Seven other public universities ranked among the top 20, including universities in Wisconsin, Washington, Michigan, Minnesota, Virginia and Indiana, and the University of California, San Francisco. They each raised $252 million to $325 million. Other public universities lag, though they are starting to pick up some of the fund-raising skills of the powerhouses. At the City University of New York, for example, donations reached $279 million last year, a 39 percent increase over the previous year and three and a half times the total in the 2002 fiscal year.

Officials at the wealthiest universities are unapologetic about their success, saying it shows that donors approve of their goals.

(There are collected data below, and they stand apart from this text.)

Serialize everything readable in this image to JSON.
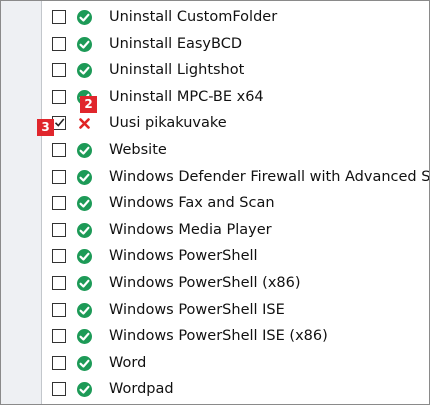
{
  "items": [
    {
      "label": "Uninstall CustomFolder",
      "checked": false,
      "status": "ok",
      "status_icon": "green-check-circle-icon"
    },
    {
      "label": "Uninstall EasyBCD",
      "checked": false,
      "status": "ok",
      "status_icon": "green-check-circle-icon"
    },
    {
      "label": "Uninstall Lightshot",
      "checked": false,
      "status": "ok",
      "status_icon": "green-check-circle-icon"
    },
    {
      "label": "Uninstall MPC-BE x64",
      "checked": false,
      "status": "ok",
      "status_icon": "green-check-circle-icon"
    },
    {
      "label": "Uusi pikakuvake",
      "checked": true,
      "status": "error",
      "status_icon": "red-x-icon"
    },
    {
      "label": "Website",
      "checked": false,
      "status": "ok",
      "status_icon": "green-check-circle-icon"
    },
    {
      "label": "Windows Defender Firewall with Advanced S",
      "checked": false,
      "status": "ok",
      "status_icon": "green-check-circle-icon"
    },
    {
      "label": "Windows Fax and Scan",
      "checked": false,
      "status": "ok",
      "status_icon": "green-check-circle-icon"
    },
    {
      "label": "Windows Media Player",
      "checked": false,
      "status": "ok",
      "status_icon": "green-check-circle-icon"
    },
    {
      "label": "Windows PowerShell",
      "checked": false,
      "status": "ok",
      "status_icon": "green-check-circle-icon"
    },
    {
      "label": "Windows PowerShell (x86)",
      "checked": false,
      "status": "ok",
      "status_icon": "green-check-circle-icon"
    },
    {
      "label": "Windows PowerShell ISE",
      "checked": false,
      "status": "ok",
      "status_icon": "green-check-circle-icon"
    },
    {
      "label": "Windows PowerShell ISE (x86)",
      "checked": false,
      "status": "ok",
      "status_icon": "green-check-circle-icon"
    },
    {
      "label": "Word",
      "checked": false,
      "status": "ok",
      "status_icon": "green-check-circle-icon"
    },
    {
      "label": "Wordpad",
      "checked": false,
      "status": "ok",
      "status_icon": "green-check-circle-icon"
    }
  ],
  "annotations": [
    {
      "number": "2",
      "color": "#e0262c"
    },
    {
      "number": "3",
      "color": "#e0262c"
    }
  ],
  "colors": {
    "ok": "#1d9a57",
    "error": "#e02424",
    "gutter": "#eef0f3"
  }
}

“These are large numbers,” said Martin Shell, vice president for development at Stanford, referring to the university’s donations. “But they are made up of almost 56,000 individual gifts, and that includes many people making $100 gifts and $10 gifts.”

Stanford’s $832 million in donations, which followed $911 million the previous year, reflected a $4.3 billion capital campaign announced in October 2006. Such fund-raising drives are typically periods when gifts rise significantly. Stanford also received some sizable bequests in the past two years, Mr. Shell said.

“Our donors hopefully are feeling very good about how we are making the absolute best use of their philanthropic dollars,” he said. “It is something we take very seriously. There are an unlimited number of very worthwhile causes and needs out there. We feel these needs are real.”

In the past year, some Congressional critics have suggested that colleges and universities should use more of their wealth to reduce tuitions. Many colleges say that their aggressive fund-raising and large endowments allow them to provide more financial aid and to substitute grants for student loans.

The donations were made in the 2007 fiscal year, which for many campuses ended in June.

The council said that 1,023 colleges and universities participated in the survey.